HCL has delivered double-digit growth (over 13.4% YoY growth in six months ending Dec’20) in its IBM software-led Product and Platform (P&P) business.
HCL remains one the most attractive stocks in our coverage, trading at 15x FY23E P/E (38%/26% discount to TCS /Infosys), despite delivering 20% earnings growth in FY21 YTD. We expect this discount to narrow as it benefits from increasing Cloud spend, given its large exposure to IT infrastructure. It can potentially re-rate if it continues to deliver growth in the Software Product business, which remains a key overhang on the stock price, despite outperforming expectations over the last two quarters.
We view Cloud deployment and application migration to be among the biggest areas of corporate spend in the medium term, growing at 15-18% CAGR between CY20-25E. With its high exposure to Infrastructure Management Services (over 30% of total revenue), HCL would be one of the key beneficiaries to the Cloud shift. It continues to be rated among the top vendors by industry analyst in the Cloud migration space. We expect HCL’s Mode 2 business to grow at 26% CAGR over FY20-23E to reach 28% of total revenue in FY23E.
HCL has delivered double-digit growth (over 13.4% YoY growth in six months ending Dec’20) in its IBM software-led Product and Platform (P&P) business. This should help address investor concerns since the acquisition of these IP in Dec’18, mainly on account of legacy software like Domino/Lotus Notes. We expect this business to continue to grow well and deliver 13% revenue CAGR over FY21-23E. Despite the investment impact, we expect EBIT margin to stay meaningfully above IT Services profitability. With the upcoming launch of Domino V12 (third major update in 2.5 years after the last update under IBM in CY13) and a large user base (partially dormant), we see upside risk for P&P growth led by client upgrades. We expect the drag from a large investment on HCL’s RoIC to bottom out in FY21E (Exhibit 10 and 11).

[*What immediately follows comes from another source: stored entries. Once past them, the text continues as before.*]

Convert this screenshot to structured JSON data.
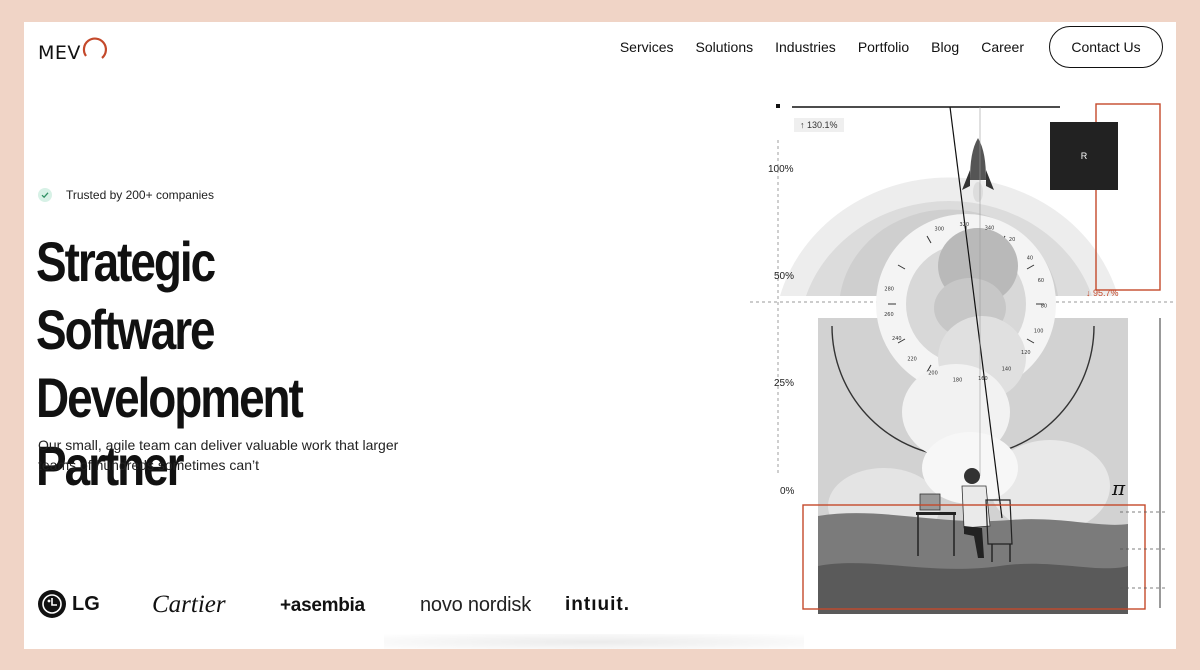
{
  "header": {
    "logo": "MEV",
    "nav": [
      "Services",
      "Solutions",
      "Industries",
      "Portfolio",
      "Blog",
      "Career"
    ],
    "cta": "Contact Us"
  },
  "hero": {
    "trusted": "Trusted by 200+ companies",
    "headline": [
      "Strategic Software",
      "Development",
      "Partner"
    ],
    "subtext": "Our small, agile team can deliver valuable work that larger teams of hundreds sometimes can’t"
  },
  "client_logos": {
    "lg": "LG",
    "cartier": "Cartier",
    "asembia": "+asembia",
    "novo": "novo nordisk",
    "intuit": "intıuit."
  },
  "graphic": {
    "y_labels": [
      "100%",
      "50%",
      "25%",
      "0%"
    ],
    "badge_up": "↑ 130.1%",
    "r_label": "R",
    "down_pct": "↓ 95.7%",
    "pi": "π",
    "dial_ticks": [
      "300",
      "320",
      "340",
      "20",
      "40",
      "60",
      "80",
      "100",
      "120",
      "140",
      "160",
      "180",
      "200",
      "220",
      "240",
      "260",
      "280"
    ],
    "accent": "#c4492b"
  }
}
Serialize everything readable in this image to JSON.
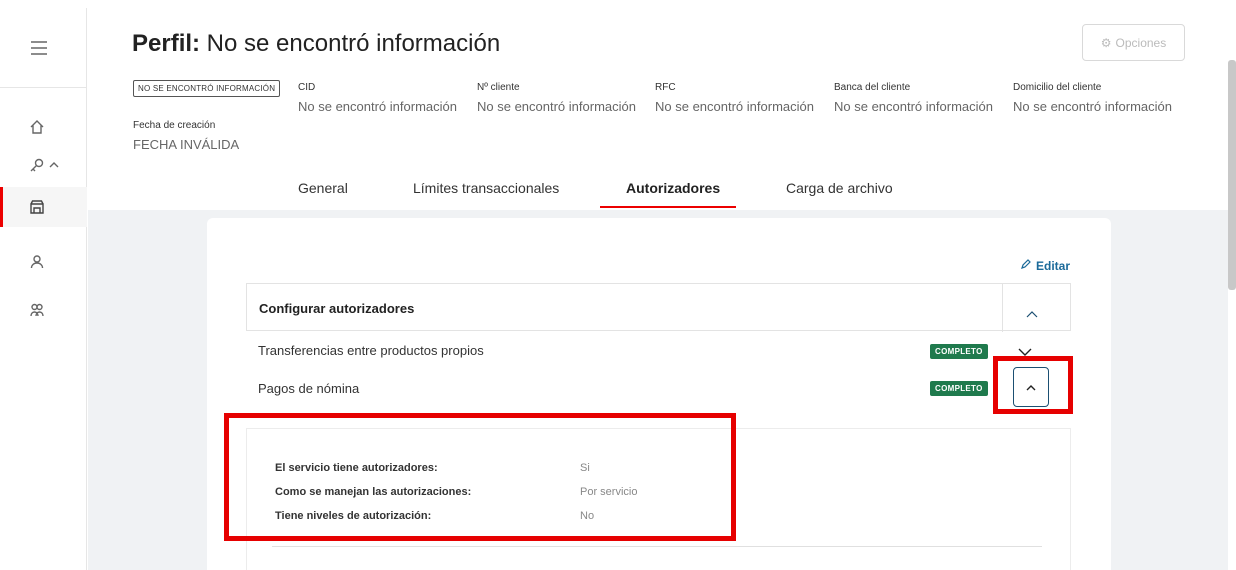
{
  "header": {
    "title_bold": "Perfil:",
    "title_rest": " No se encontró información",
    "options_label": "Opciones",
    "status_badge": "NO SE ENCONTRÓ INFORMACIÓN",
    "fields": [
      {
        "label": "CID",
        "value": "No se encontró información"
      },
      {
        "label": "Nº cliente",
        "value": "No se encontró información"
      },
      {
        "label": "RFC",
        "value": "No se encontró información"
      },
      {
        "label": "Banca del cliente",
        "value": "No se encontró información"
      },
      {
        "label": "Domicilio del cliente",
        "value": "No se encontró información"
      }
    ],
    "created_label": "Fecha de creación",
    "created_value": "FECHA INVÁLIDA"
  },
  "tabs": [
    "General",
    "Límites transaccionales",
    "Autorizadores",
    "Carga de archivo"
  ],
  "active_tab": "Autorizadores",
  "sidebar": {
    "icons": [
      "menu-icon",
      "home-icon",
      "key-icon",
      "store-icon",
      "user-icon",
      "users-icon"
    ]
  },
  "content": {
    "edit_label": "Editar",
    "section_title": "Configurar autorizadores",
    "rows": [
      {
        "label": "Transferencias entre productos propios",
        "status": "COMPLETO"
      },
      {
        "label": "Pagos de nómina",
        "status": "COMPLETO"
      }
    ],
    "details": [
      {
        "label": "El servicio tiene autorizadores:",
        "value": "Si"
      },
      {
        "label": "Como se manejan las autorizaciones:",
        "value": "Por servicio"
      },
      {
        "label": "Tiene niveles de autorización:",
        "value": "No"
      }
    ]
  },
  "colors": {
    "accent": "#ec0000",
    "link": "#1b6a9a",
    "success": "#1f7a4d",
    "highlight": "#e60000"
  }
}
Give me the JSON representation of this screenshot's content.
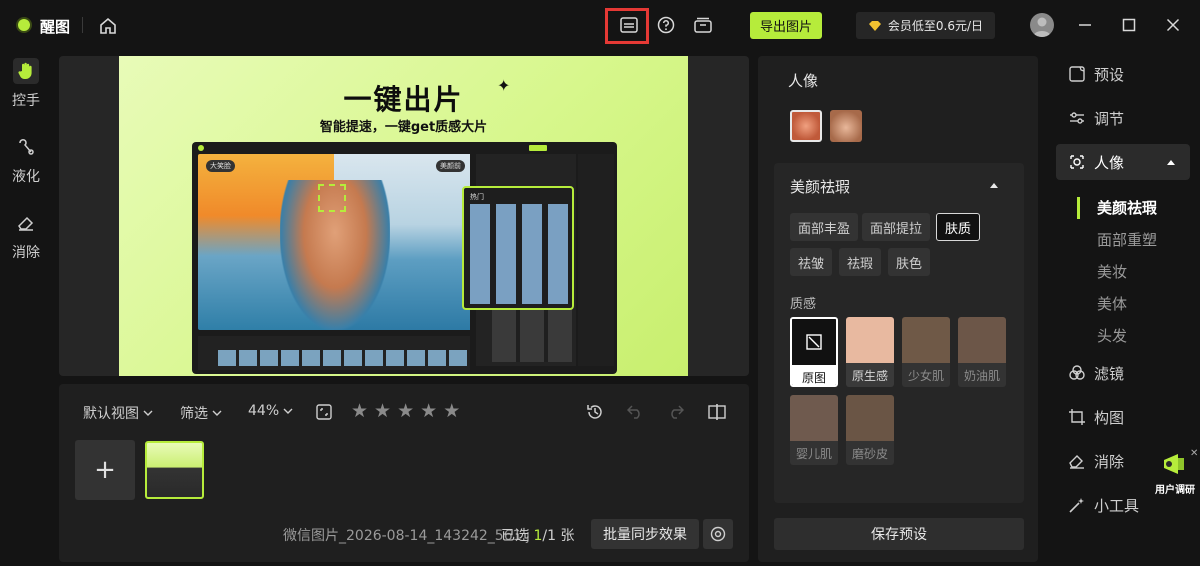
{
  "app": {
    "title": "醒图"
  },
  "titlebar": {
    "export_label": "导出图片",
    "member_label": "会员低至0.6元/日",
    "accent": "#b6ec3b",
    "highlight_color": "#e53935"
  },
  "left_tools": [
    {
      "label": "控手",
      "icon": "hand-icon"
    },
    {
      "label": "液化",
      "icon": "liquify-icon"
    },
    {
      "label": "消除",
      "icon": "eraser-icon"
    }
  ],
  "poster": {
    "title": "一键出片",
    "subtitle": "智能提速，一键get质感大片",
    "badge_left": "大笑脸",
    "badge_right": "美颜前",
    "popup_title": "热门"
  },
  "bottom": {
    "view_label": "默认视图",
    "filter_label": "筛选",
    "zoom_label": "44%",
    "rating_stars": 5,
    "filename": "微信图片_2026-08-14_143242_561.j",
    "selected_prefix": "已选 ",
    "selected_current": "1",
    "selected_suffix": "/1 张",
    "sync_label": "批量同步效果"
  },
  "adjust": {
    "portrait_title": "人像",
    "beauty_title": "美颜祛瑕",
    "chips": [
      "面部丰盈",
      "面部提拉",
      "肤质",
      "祛皱",
      "祛瑕",
      "肤色"
    ],
    "active_chip": "肤质",
    "texture_title": "质感",
    "swatches": [
      {
        "label": "原图",
        "color": "#ffffff"
      },
      {
        "label": "原生感",
        "color": "#e8b9a0"
      },
      {
        "label": "少女肌",
        "color": "#6f5947"
      },
      {
        "label": "奶油肌",
        "color": "#6c5648"
      },
      {
        "label": "婴儿肌",
        "color": "#6f5a4e"
      },
      {
        "label": "磨砂皮",
        "color": "#6a5545"
      }
    ],
    "save_preset_label": "保存预设"
  },
  "right_nav": {
    "items": [
      "预设",
      "调节",
      "人像",
      "滤镜",
      "构图",
      "消除",
      "小工具"
    ],
    "active": "人像",
    "sub_items": [
      "美颜祛瑕",
      "面部重塑",
      "美妆",
      "美体",
      "头发"
    ],
    "active_sub": "美颜祛瑕",
    "survey_label": "用户调研"
  }
}
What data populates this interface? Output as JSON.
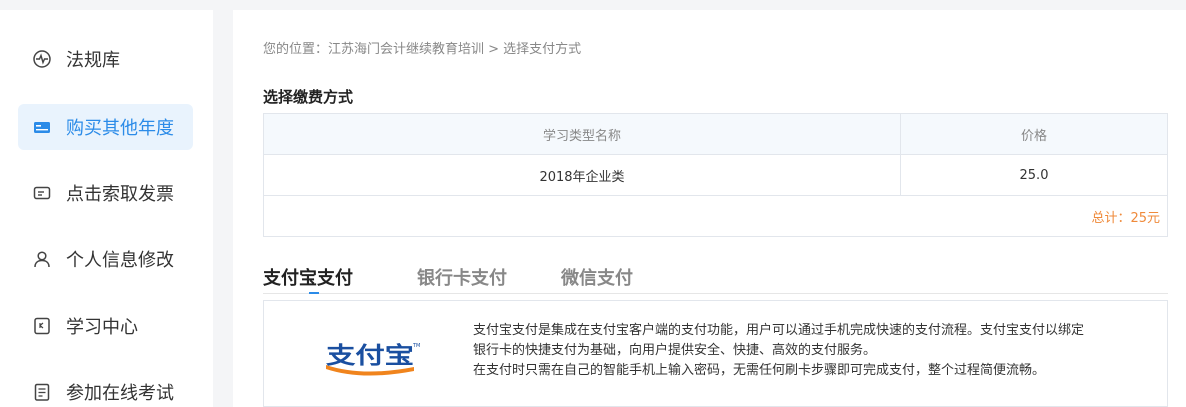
{
  "sidebar": {
    "items": [
      {
        "label": "法规库",
        "icon": "pulse-circle-icon",
        "active": false
      },
      {
        "label": "购买其他年度",
        "icon": "card-icon",
        "active": true
      },
      {
        "label": "点击索取发票",
        "icon": "invoice-icon",
        "active": false
      },
      {
        "label": "个人信息修改",
        "icon": "user-icon",
        "active": false
      },
      {
        "label": "学习中心",
        "icon": "book-icon",
        "active": false
      },
      {
        "label": "参加在线考试",
        "icon": "exam-icon",
        "active": false
      }
    ]
  },
  "breadcrumb": "您的位置：江苏海门会计继续教育培训 > 选择支付方式",
  "payment_section_title": "选择缴费方式",
  "price_table": {
    "headers": [
      "学习类型名称",
      "价格"
    ],
    "rows": [
      [
        "2018年企业类",
        "25.0"
      ]
    ],
    "total": "总计：25元"
  },
  "pay_tabs": [
    {
      "label": "支付宝支付",
      "active": true
    },
    {
      "label": "银行卡支付",
      "active": false
    },
    {
      "label": "微信支付",
      "active": false
    }
  ],
  "alipay": {
    "logo_text": "支付宝",
    "logo_mark": "TM",
    "description": [
      "支付宝支付是集成在支付宝客户端的支付功能，用户可以通过手机完成快速的支付流程。支付宝支付以绑定",
      "银行卡的快捷支付为基础，向用户提供安全、快捷、高效的支付服务。",
      "在支付时只需在自己的智能手机上输入密码，无需任何刷卡步骤即可完成支付，整个过程简便流畅。"
    ]
  },
  "colors": {
    "accent": "#2b8be8",
    "active_bg": "#e9f3fd",
    "total": "#ef8a3b",
    "alipay_blue": "#1a4fa0",
    "alipay_orange": "#f0841d"
  }
}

Higher exposure to IMS (over 30% of revenue), aided by strong demand for Cloud services, should help deliver over 14% revenue growth in FY22E. Broad-based sequential growth, coupled with healthy deal wins and a robust pipeline, indicates a good demand outlook. We expect strong performance in the Products business, driven by HCL’s capabilities to rightly align and sell these products. The stock is currently trading at a modest ~15x FY23E earnings, which offers a margin of safety. Our TP is based on 20x FY23E EPS (a 20% discount to TCS). Maintain Buy.